Learning to Communicate to Solve Riddles with Deep Distributed Recurrent Q-Networks
Jakob N. Foerster, Yannis M. Assael, Nando de Freitas, Shimon Whiteson
TL;DR
DDRQN tackles the problem of learning communication protocols among multiple agents operating under partial observability. It introduces three architectural innovations—last-action inputs, inter-agent weight sharing, and disabling experience replay—to enable centralized learning of decentralized policies, producing a shared Q-function over private histories and agent IDs. Empirical results on Hats and Switch riddles show DDRQN learns effective coordination and emergent communication, outperforming baselines and revealing interpretable strategies; ablation studies confirm each component's critical role. The work demonstrates for the first time that deep reinforcement learning can autonomously discover communication protocols in multi-agent settings, with implications for scalable coordination in real-world, partially observable domains.
Abstract
We propose deep distributed recurrent Q-networks (DDRQN), which enable teams of agents to learn to solve communication-based coordination tasks.
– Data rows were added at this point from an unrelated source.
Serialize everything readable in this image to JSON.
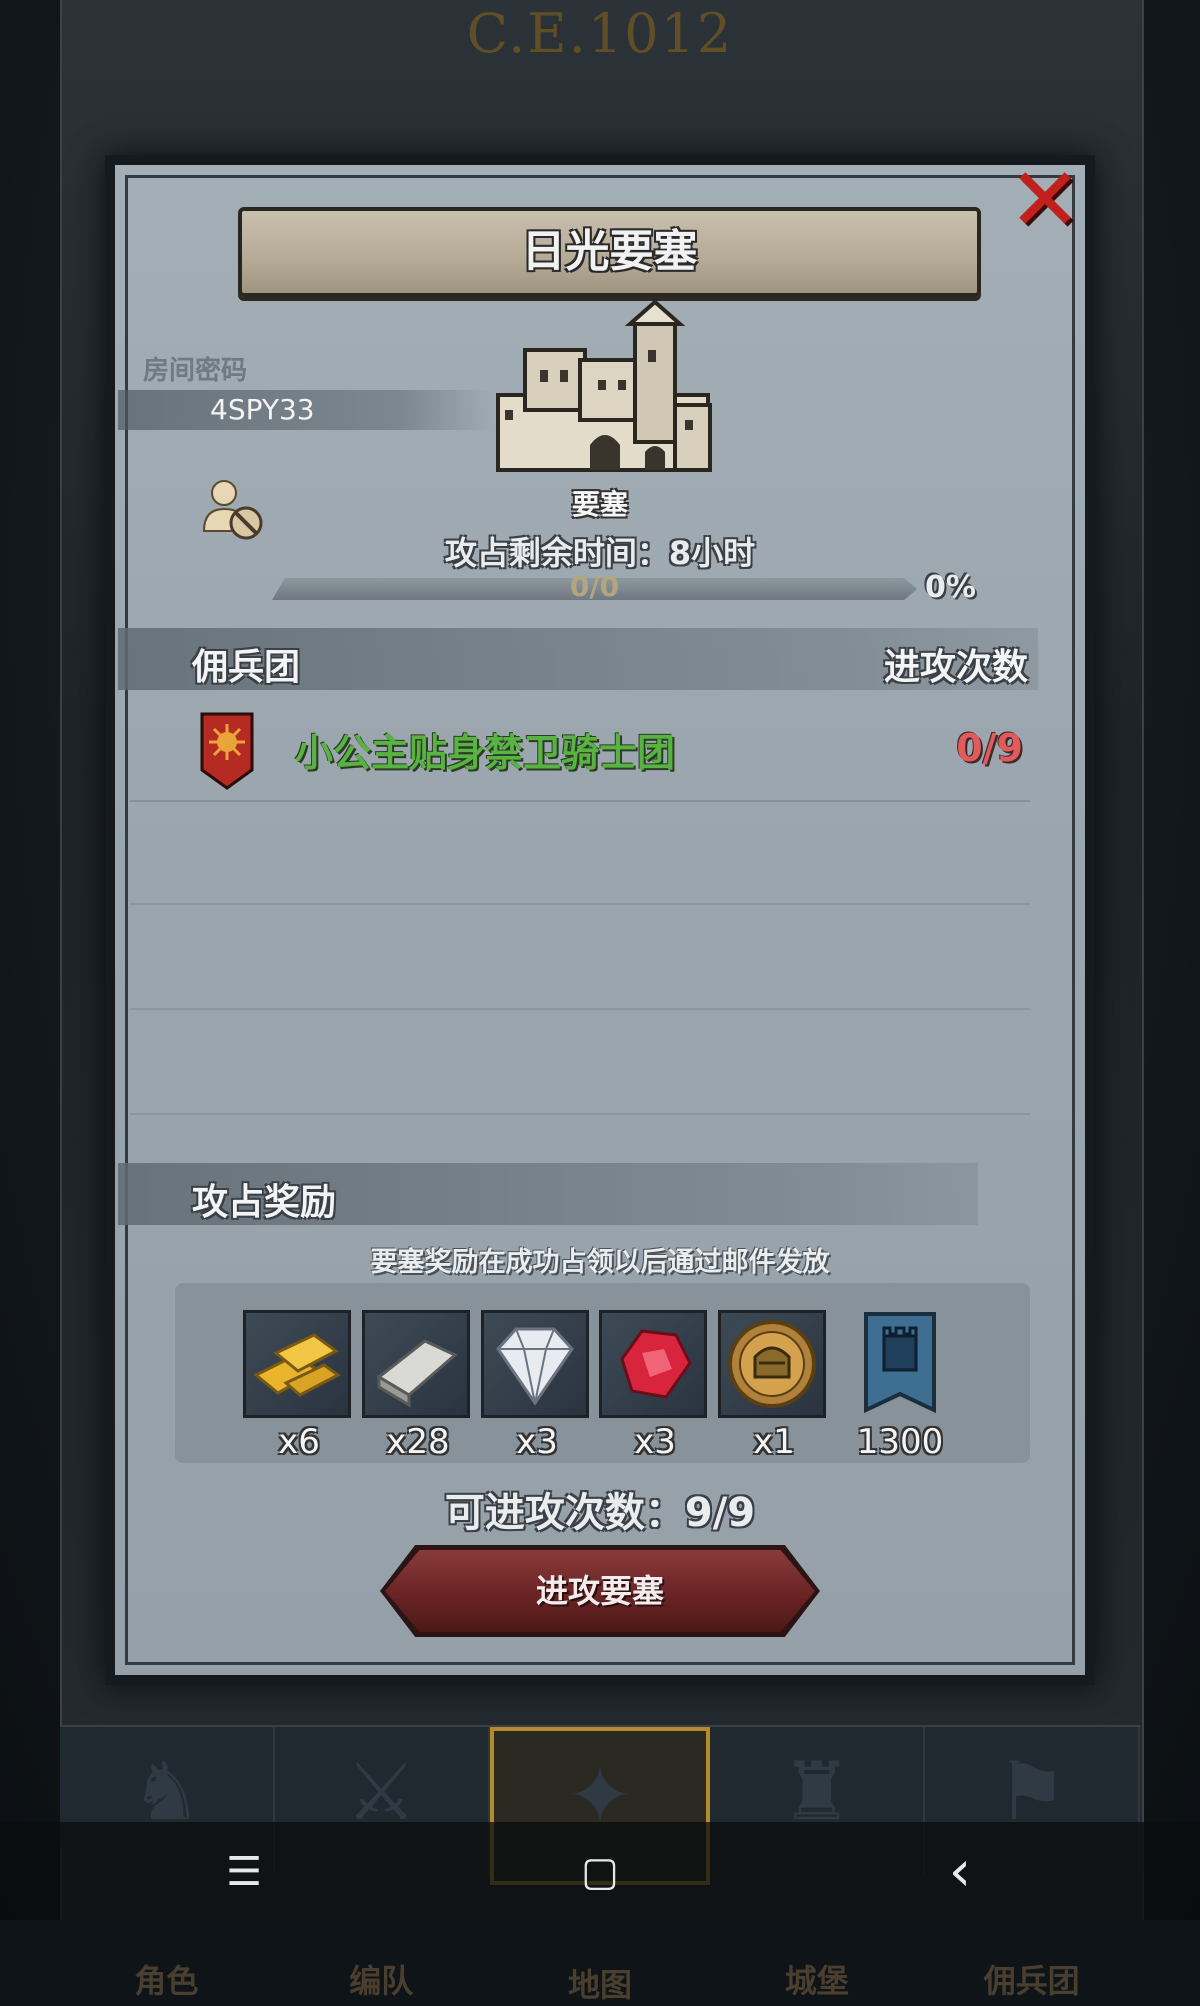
{
  "background": {
    "era_title": "C.E.1012",
    "nav_tabs": [
      {
        "label": "角色",
        "icon": "knight-icon"
      },
      {
        "label": "编队",
        "icon": "helmet-icon"
      },
      {
        "label": "地图",
        "icon": "compass-icon",
        "active": true
      },
      {
        "label": "城堡",
        "icon": "castle-icon"
      },
      {
        "label": "佣兵团",
        "icon": "mercenary-icon"
      }
    ],
    "system_nav": {
      "menu_glyph": "☰",
      "home_glyph": "▢",
      "back_glyph": "‹"
    }
  },
  "modal": {
    "title": "日光要塞",
    "room_label": "房间密码",
    "room_code": "4SPY33",
    "fortress_label": "要塞",
    "time_text": "攻占剩余时间：8小时",
    "progress": {
      "text": "0/0",
      "percent_label": "0%",
      "fraction": 0
    },
    "mercenary_header": "佣兵团",
    "attacks_header": "进攻次数",
    "mercenaries": [
      {
        "name": "小公主贴身禁卫骑士团",
        "count": "0/9"
      }
    ],
    "rewards_header": "攻占奖励",
    "rewards_note": "要塞奖励在成功占领以后通过邮件发放",
    "rewards": [
      {
        "icon": "gold-bars-icon",
        "qty": "x6"
      },
      {
        "icon": "iron-ingot-icon",
        "qty": "x28"
      },
      {
        "icon": "diamond-icon",
        "qty": "x3"
      },
      {
        "icon": "ruby-icon",
        "qty": "x3"
      },
      {
        "icon": "knight-coin-icon",
        "qty": "x1"
      },
      {
        "icon": "fortress-banner-icon",
        "qty": "1300"
      }
    ],
    "attacks_remaining": "可进攻次数：9/9",
    "attack_button": "进攻要塞",
    "close_glyph": "✕"
  },
  "colors": {
    "merc_name": "#58b342",
    "merc_count": "#e25a5a",
    "close": "#c2201c",
    "attack_button": "#6a2424"
  }
}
In these tasks, the agents are not given any pre-designed communication protocol. Therefore, in order to successfully communicate, they must first automatically develop and agree upon their own communication protocol. We present empirical results on two multi-agent learning problems based on well-known riddles, demonstrating that DDRQN can successfully solve such tasks and discover elegant communication protocols to do so. To our knowledge, this is the first time deep reinforcement learning has succeeded in learning communication protocols. In addition, we present ablation experiments that confirm that each of the main components of the DDRQN architecture are critical to its success.